Native Sun News: Indian votes send Rapid City mayor into office

The following story was written and reported by Joe Budd. All content © Native Sun News.

RAPID CITY, SOUTH DAKOTA — By the time the polls closed at 7 p.m. on Tuesday June 28, all that remained was the counting.

For people all over Rapid City and the surrounding Black Hills, a lot of questions remained on how city hall would operate for the next two years. Some within the city worried that a change in mayor would derail plans that Alan Hanks had in store, while others felt a change in City Council, followed by a change in the mayor’s seat would make the city more friendly and open to new businesses.

With a narrow win, Sam Kooiker will now get that chance by besting Hanks, by only 478 votes, with over 13,000 tallied on Tuesday. Kooiker would pick up 6977 votes, at 51.8 percent, over Hanks’ 6499, or 48.2 percent.

Within Rapid City, the election highlighted how divided the city is, not as much by east and west, but those who wanted things to stay as they were, and those wanting change. One noticeable difference was how both candidates fared in their respective Wards. Kooiker, who would take Ward Two, where he was presently serving as an alderman, would win all five precincts. There was a high total of 188 votes for Hanks, to 421 votes for Kooiker.

Hanks would also fare well in the Third Ward, his traditionally strong area, but would lose precinct seven by a count of 170-234. But in all, it would prove to be a close fight, as Hanks would win 12 precincts, out of 25 in the city to speak of.

For the Native Americans within Rapid City, voting in specific areas tended to highlight this. The Lakota Homes subdivision, located within the Ward Four, Precinct Three, would have 193 votes for Hanks, while 285 votes would be counted for Kooiker. North Rapid, the section that Kooiker had mentioned regarding gerrymandering issues, would vote for Kooiker as well, with a 198-109 total.

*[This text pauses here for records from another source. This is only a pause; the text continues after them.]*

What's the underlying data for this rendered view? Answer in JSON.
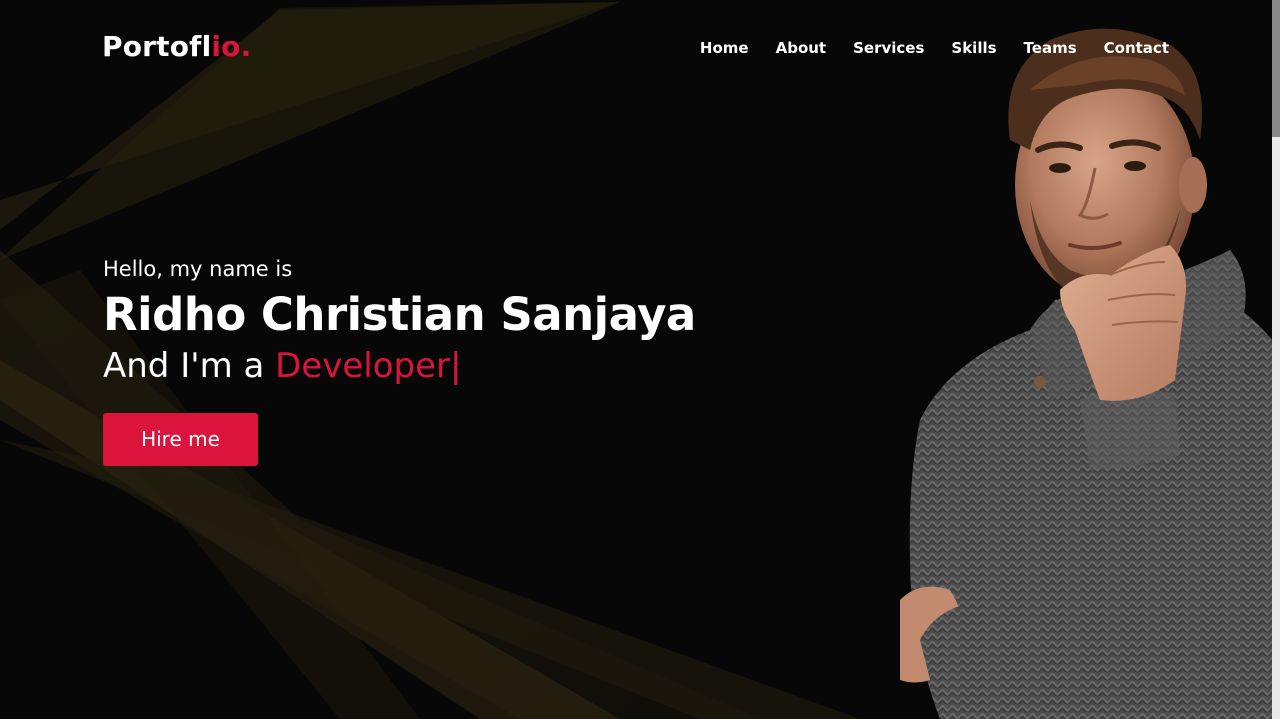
{
  "brand": {
    "logo_main": "Portofl",
    "logo_accent": "io.",
    "accent_color": "#dc143c"
  },
  "nav": {
    "items": [
      {
        "label": "Home"
      },
      {
        "label": "About"
      },
      {
        "label": "Services"
      },
      {
        "label": "Skills"
      },
      {
        "label": "Teams"
      },
      {
        "label": "Contact"
      }
    ]
  },
  "hero": {
    "greeting": "Hello, my name is",
    "name": "Ridho Christian Sanjaya",
    "role_prefix": "And I'm a",
    "role_typed": "Developer",
    "cursor": "|",
    "cta_label": "Hire me",
    "photo": "portrait of man in grey knit sweater, hand on chin"
  }
}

It can also be mentioned, that in Ward Four Precinct Three, that this also includes housing units in the Mall Ridge areas, while the Ward Five, Precinct Five also include housing on the west side of the I-90 Interstate, in the Silver Street area. Another center of Native American voting, the Signal Hill-Star Village area showed up well for Kooiker, with a voting of 319-127, in the Ward Two- Precinct One area.

Noted among the numbers, were that where Kooiker would win. He would win handedly as highlighted by the 501-217 win in Ward Four, Precinct Two. Hanks’ largest win, would come in Ward Three Precinct Four, with a 551-329 vote.

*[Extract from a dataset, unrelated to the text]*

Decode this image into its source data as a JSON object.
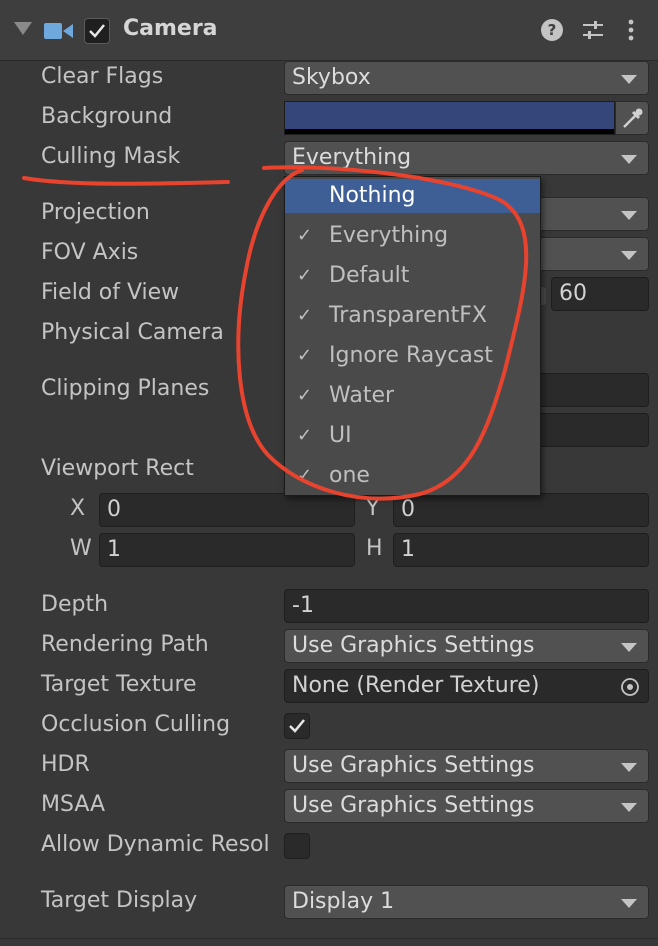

Overall, Kooiker’s win highlighted the division in Rapid City, between the well-to-do living in West side and Sheridan Lake Road areas and the middle-lower class living on the East and North Side, but it also highlighted that those traditionally living in North Rapid, are now spreading out to other parts of Rapid City. Parts of West Boulevard, traditionally thought of as only for the elite and wealthy, and are now seeing houses converted into apartments for 4-6 people. This would be reflected, when Ward Five Precinct Four would have Hanks win, but by only 73 votes, a 370-297 total.

Also of notice, was that compared to the vote on June 7 and the total of voters did not drop as much as expected, seeing less than 200 people show up for the second vote. Some felt this helped add to the Hanks campaign, narrowing what had been a 1500-vote lead from the first election to the second.

But the election also showed that Kooiker’s efforts in North Rapid paid off, as voters split Wards 1, 2, 3 and 5, evenly, at 6,018 votes … only to have Kooiker’s 2-to-1 votes in Ward Four decide who the next mayor would be. For Rapid City, some still point back to a censuring by the City Council as being the turning point culminated on Tuesday. In April of 2010, Kooiker, in what many called a circus trial was censured for “conduct unbefitting an elected official.” During Kooiker’s censure, several people were brought forth to defend his freedom of speech, including Robert Doody, Executive Director of American Civil Liberties Union of South Dakota.

While some thought that with the censure, Kooiker would fall out of favor and be removed during the year’s election cycle, Kooiker would not see an opponent, but several people who voted for the censure, elected not to run for re-election … others would suffer their own defeat, being replaced by candidates who felt energized by the censure and the lack of justice.

With this years’ election, a number of remaining candidates from the censure fell to the wayside, as Kroeger was defeated and the same night as Kooiker’s win, Deb Hadcock was voted out by a wide margin, leaving the council in only 16 months.

The last matter of business for the City comes from Ward Two, with Kooiker elected as Mayor, a new election to fill his seat must be undertaken…but when the full council finally is seated … it will be a brand new day in Rapid City, South Dakota.